Capt. Robert Scott of the RAeS Flight Operations Group is blunt on the problem.

“Over the last two decades, we have seen what can only be described as a ‘Dumbing Down of the Airline Pilot’. The intellectual and physical skills once required of the pilot have largely been replaced by an emphasis on soft skills and automation management.
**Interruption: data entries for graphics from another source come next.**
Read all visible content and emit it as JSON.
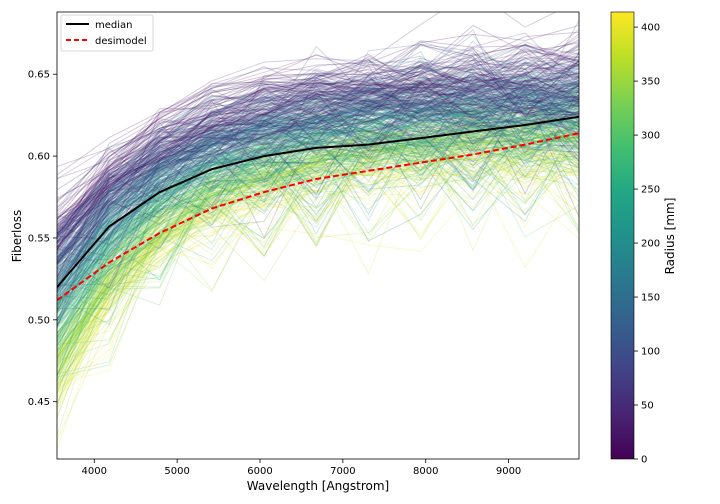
{
  "chart_data": {
    "type": "line",
    "xlabel": "Wavelength [Angstrom]",
    "ylabel": "Fiberloss",
    "xlim": [
      3550,
      9850
    ],
    "ylim": [
      0.415,
      0.688
    ],
    "x_ticks": [
      4000,
      5000,
      6000,
      7000,
      8000,
      9000
    ],
    "y_ticks": [
      0.45,
      0.5,
      0.55,
      0.6,
      0.65
    ],
    "x_tick_labels": [
      "4000",
      "5000",
      "6000",
      "7000",
      "8000",
      "9000"
    ],
    "y_tick_labels": [
      "0.45",
      "0.50",
      "0.55",
      "0.60",
      "0.65"
    ],
    "x": [
      3550,
      4180,
      4790,
      5420,
      6050,
      6680,
      7310,
      7940,
      8570,
      9200,
      9850
    ],
    "series": [
      {
        "name": "median",
        "color": "#000000",
        "style": "solid",
        "values": [
          0.52,
          0.557,
          0.578,
          0.592,
          0.6,
          0.605,
          0.607,
          0.611,
          0.615,
          0.619,
          0.624
        ]
      },
      {
        "name": "desimodel",
        "color": "#ff0000",
        "style": "dashed",
        "values": [
          0.512,
          0.535,
          0.553,
          0.568,
          0.578,
          0.586,
          0.591,
          0.596,
          0.601,
          0.607,
          0.614
        ]
      }
    ],
    "background_lines": {
      "description_encoding": "one faint line per fiber, colored by radius",
      "count": 500,
      "opacity": 0.22,
      "colormap": "viridis"
    },
    "colorbar": {
      "label": "Radius [mm]",
      "min": 0,
      "max": 414,
      "ticks": [
        0,
        50,
        100,
        150,
        200,
        250,
        300,
        350,
        400
      ],
      "tick_labels": [
        "0",
        "50",
        "100",
        "150",
        "200",
        "250",
        "300",
        "350",
        "400"
      ]
    },
    "legend": {
      "placement": "top-left",
      "entries": [
        "median",
        "desimodel"
      ]
    },
    "grid": false
  }
}
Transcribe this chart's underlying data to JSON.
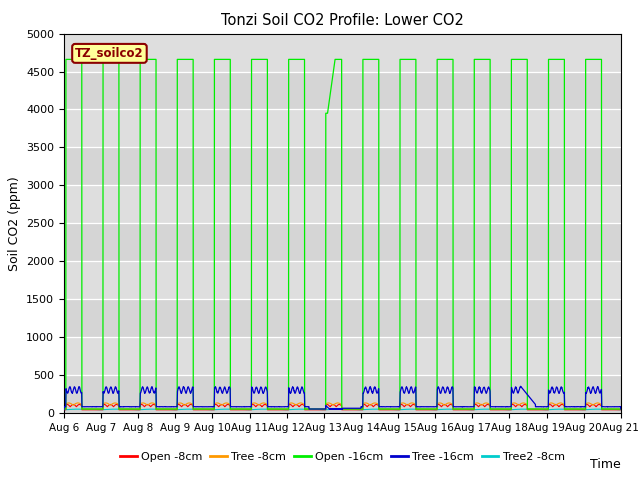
{
  "title": "Tonzi Soil CO2 Profile: Lower CO2",
  "xlabel": "Time",
  "ylabel": "Soil CO2 (ppm)",
  "ylim": [
    0,
    5000
  ],
  "bg_color": "#dcdcdc",
  "legend_label": "TZ_soilco2",
  "legend_box_color": "#8b0000",
  "legend_box_bg": "#ffff99",
  "series": {
    "open_8cm": {
      "label": "Open -8cm",
      "color": "#ff0000"
    },
    "tree_8cm": {
      "label": "Tree -8cm",
      "color": "#ff9900"
    },
    "open_16cm": {
      "label": "Open -16cm",
      "color": "#00ee00"
    },
    "tree_16cm": {
      "label": "Tree -16cm",
      "color": "#0000cc"
    },
    "tree2_8cm": {
      "label": "Tree2 -8cm",
      "color": "#00cccc"
    }
  },
  "x_tick_labels": [
    "Aug 6",
    "Aug 7",
    "Aug 8",
    "Aug 9",
    "Aug 10",
    "Aug 11",
    "Aug 12",
    "Aug 13",
    "Aug 14",
    "Aug 15",
    "Aug 16",
    "Aug 17",
    "Aug 18",
    "Aug 19",
    "Aug 20",
    "Aug 21"
  ],
  "n_days": 15,
  "high_val": 4660,
  "low_val": 50,
  "grid_color": "#ffffff",
  "yticks": [
    0,
    500,
    1000,
    1500,
    2000,
    2500,
    3000,
    3500,
    4000,
    4500,
    5000
  ]
}
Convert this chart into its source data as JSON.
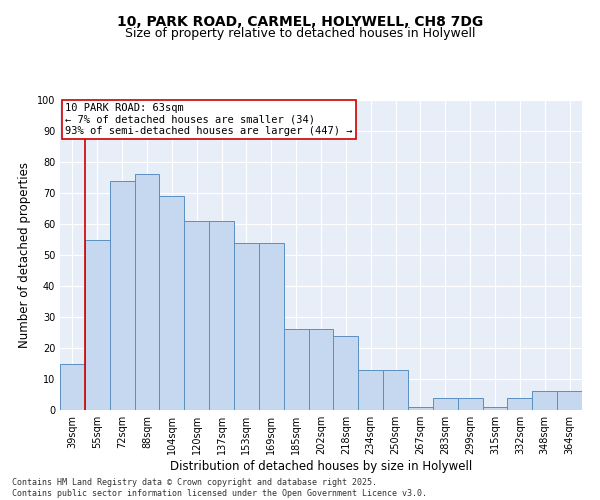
{
  "title_line1": "10, PARK ROAD, CARMEL, HOLYWELL, CH8 7DG",
  "title_line2": "Size of property relative to detached houses in Holywell",
  "xlabel": "Distribution of detached houses by size in Holywell",
  "ylabel": "Number of detached properties",
  "categories": [
    "39sqm",
    "55sqm",
    "72sqm",
    "88sqm",
    "104sqm",
    "120sqm",
    "137sqm",
    "153sqm",
    "169sqm",
    "185sqm",
    "202sqm",
    "218sqm",
    "234sqm",
    "250sqm",
    "267sqm",
    "283sqm",
    "299sqm",
    "315sqm",
    "332sqm",
    "348sqm",
    "364sqm"
  ],
  "bar_values": [
    15,
    55,
    74,
    76,
    69,
    61,
    61,
    54,
    54,
    26,
    26,
    24,
    13,
    13,
    1,
    4,
    4,
    1,
    4,
    6,
    6
  ],
  "bar_color": "#c5d8f0",
  "bar_edge_color": "#5a8fc0",
  "vline_color": "#cc0000",
  "annotation_text": "10 PARK ROAD: 63sqm\n← 7% of detached houses are smaller (34)\n93% of semi-detached houses are larger (447) →",
  "annotation_box_color": "#cc0000",
  "ylim": [
    0,
    100
  ],
  "yticks": [
    0,
    10,
    20,
    30,
    40,
    50,
    60,
    70,
    80,
    90,
    100
  ],
  "background_color": "#e8eef8",
  "grid_color": "#ffffff",
  "footer": "Contains HM Land Registry data © Crown copyright and database right 2025.\nContains public sector information licensed under the Open Government Licence v3.0.",
  "title_fontsize": 10,
  "subtitle_fontsize": 9,
  "axis_label_fontsize": 8.5,
  "tick_fontsize": 7,
  "annotation_fontsize": 7.5,
  "footer_fontsize": 6
}
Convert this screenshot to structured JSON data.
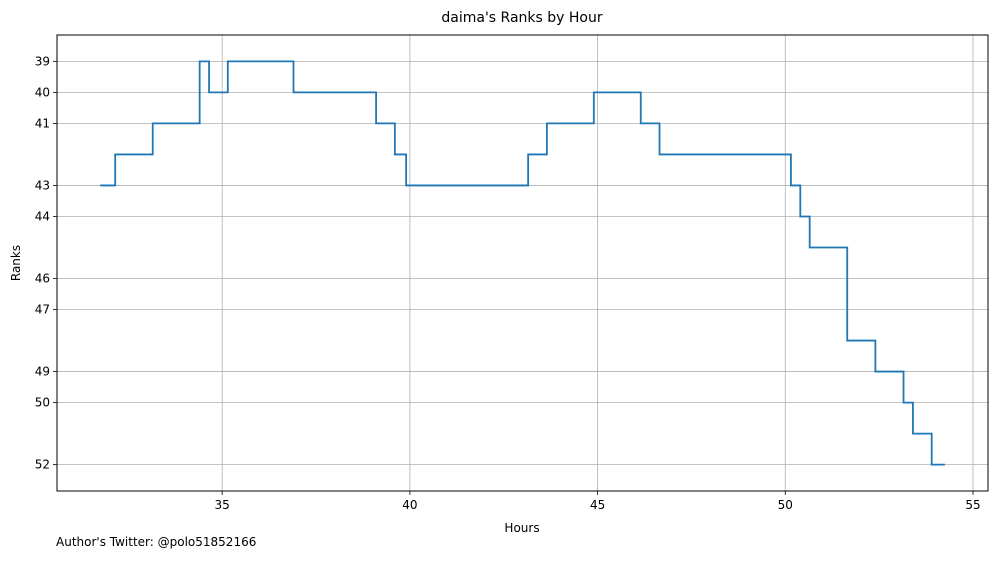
{
  "chart_data": {
    "type": "line",
    "step": "post",
    "title": "daima's Ranks by Hour",
    "xlabel": "Hours",
    "ylabel": "Ranks",
    "xlim": [
      30.6,
      55.4
    ],
    "ylim": [
      52.85,
      38.15
    ],
    "y_inverted": true,
    "grid": true,
    "xticks": [
      35,
      40,
      45,
      50,
      55
    ],
    "yticks": [
      39,
      40,
      41,
      43,
      44,
      46,
      47,
      49,
      50,
      52
    ],
    "line_color": "#1f77b4",
    "series": [
      {
        "x": [
          31.75,
          32.15,
          33.15,
          34.4,
          34.65,
          35.15,
          36.9,
          39.1,
          39.6,
          39.9,
          43.15,
          43.65,
          44.9,
          46.15,
          46.65,
          50.15,
          50.4,
          50.65,
          51.65,
          52.4,
          53.15,
          53.4,
          53.9,
          54.25
        ],
        "y": [
          43,
          42,
          41,
          39,
          40,
          39,
          40,
          41,
          42,
          43,
          42,
          41,
          40,
          41,
          42,
          43,
          44,
          45,
          48,
          49,
          50,
          51,
          52,
          52
        ]
      }
    ]
  },
  "footer": {
    "author_text": "Author's Twitter: @polo51852166"
  }
}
The pilot who once cynically challenged sources of information now readily accept information from a variety of sources, many computer-generated, without question. We know from bitter experience that when this information is flawed it is often not recognized as being useless to safe flight path management.”

Crashes

Some pilot mishandling and loss of control accidents

Aug 7, 2020: Air India Express 737 lands well down the rain-soaked runway at Calicut and plummets down a cliff. 21 of 190 occupants die.

May 22, 2020: Pilots of Pakistan Airlines A320 ignore multiple warnings and ATC instructions, land with undercarriage up but then take-off before crashing killing 98.

Feb 5, 2020: The pilot of a Pegasus Airlines 737 lands in Istanbul in a storm and tailwind, and the aircraft slides down embankment killing 3 and injuring 180.

Feb 23, 2019: The Pilot of Atlas Air 767 freighter became disoriented after automation failure killing all three crew.

May 5, 2019: The pilot of Aeroflot Superjet made a landing at too high a descent rate after a lightning strike, killing 41.

Feb 18, 2018: Pilots of an Iran Aseman Airlines ATR 72 attempted a landing at Yasouj airport in Iran in bad weather against company policy. Killed 66

Jan 23, 2018: Pilots of Pegasus Airlines 737, overran the runway at Trabzon in Turkey in bad weather. Miraculously all 168 on board were uninjured.

March 19, 2016: Pilots of a FlyDubai 737 set an incorrect aircraft configuration and suffered a loss of situational awareness at night. All 62 aboard died.